Sie schweigt und lässt ihn reden. Irgendwo tief im Inneren wusste sie, dass so etwas passieren würde. Dass der alte Schönborn den Urheber dieser Drecksfotos nicht einfach würde ruhigstellen können. Schrettl will den Hauptgewinn, er passt ins Bild. Böser Detektiv wird Zeuge eines Verbrechens. Anstatt es aufzuklären, lässt er sich für sein Schweigen bezahlen. Stoff für einen Schundroman. Ein Mann, der halbnackt eine halbe Million Euro von ihr verlangt. Ein Mann wie ein Witz. Wenn Sie sich lächerlich machen wollen, gehen Sie zur Polizei , sagt sie. Sie beugt sich zu ihm und schaut ihn an. Ihr Gesicht ganz nah vor seinem. Ihre Stimme klar und deutlich. Und jetzt lassen Sie mich in Ruhe , flüstert sie. Er hat nichts gegen sie in der Hand. Es kann ihr nichts passieren. Gar nichts. Es ist nur ein Blutegel, der sich festgesogen hat. Ein Blutegel, den sie nimmt und zurück ins Wasser wirft.

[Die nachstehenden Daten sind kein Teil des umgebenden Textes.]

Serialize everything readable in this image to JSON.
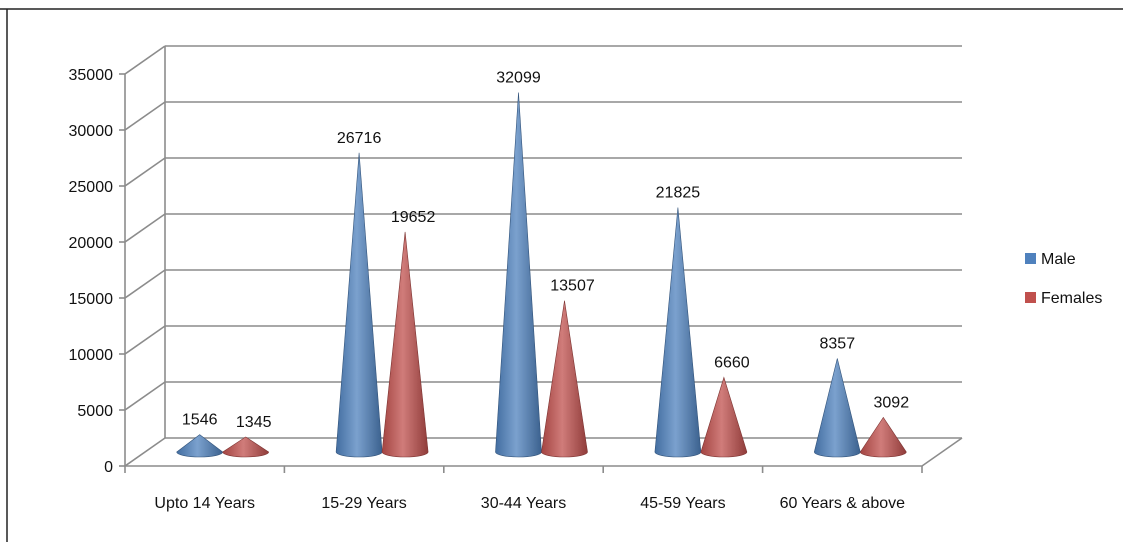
{
  "chart_data": {
    "type": "bar",
    "shape": "cone-3d",
    "title": "",
    "xlabel": "",
    "ylabel": "",
    "categories": [
      "Upto 14 Years",
      "15-29 Years",
      "30-44 Years",
      "45-59 Years",
      "60 Years & above"
    ],
    "series": [
      {
        "name": "Male",
        "values": [
          1546,
          26716,
          32099,
          21825,
          8357
        ],
        "color": "#4f81bd"
      },
      {
        "name": "Females",
        "values": [
          1345,
          19652,
          13507,
          6660,
          3092
        ],
        "color": "#c0504d"
      }
    ],
    "ylim": [
      0,
      35000
    ],
    "yticks": [
      0,
      5000,
      10000,
      15000,
      20000,
      25000,
      30000,
      35000
    ],
    "grid": true,
    "data_labels": true,
    "legend_position": "right"
  }
}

Blum steht auf, packt ihre Kinder und geht. Sie will nicht länger neben ihm sitzen, seinen Atem riechen, seine Stimme hören. Sie will weg von ihm, am liebsten würde sie seinen Kopf unter Wasser tauchen, ihm seine Beine abschneiden, damit er ihr nicht nachlaufen kann. Dieser gierige, kleine Dreckskerl. Er wird keine Probleme machen, er will nur ein Stück vom Kuchen, ein paar Krümel vom Boden picken. Blum dreht sich um und geht. Sie fährt zurück in die Stadt. Sie wird ihm kein Futter geben. Egal was passieren wird, Schrettl wird keine Rolle spielen.
Sein Wagen unten auf der Straße. Seit zwei Tagen schaut Blum aus dem Fenster, sie steht hinter dem Vorhang und denkt nach. Was passieren wird. Wie sie es machen werden. Wenn sie geht oder fährt, verfolgt er sie, er wird sie weiter belästigen. Schrettl und der Mann in dem Polizeiwagen. Er parkt fünf Autos hinter Schrettl. Seit zwei Tagen sitzt er da und beschützt sie. Massimo hat darauf bestanden. Polizeischutz für Blum. Zwei Männer in Autos. Vor Blums Haus. Zwei Männer, die sie daran hindern, ihn abzuholen. Benjamin Ludwig.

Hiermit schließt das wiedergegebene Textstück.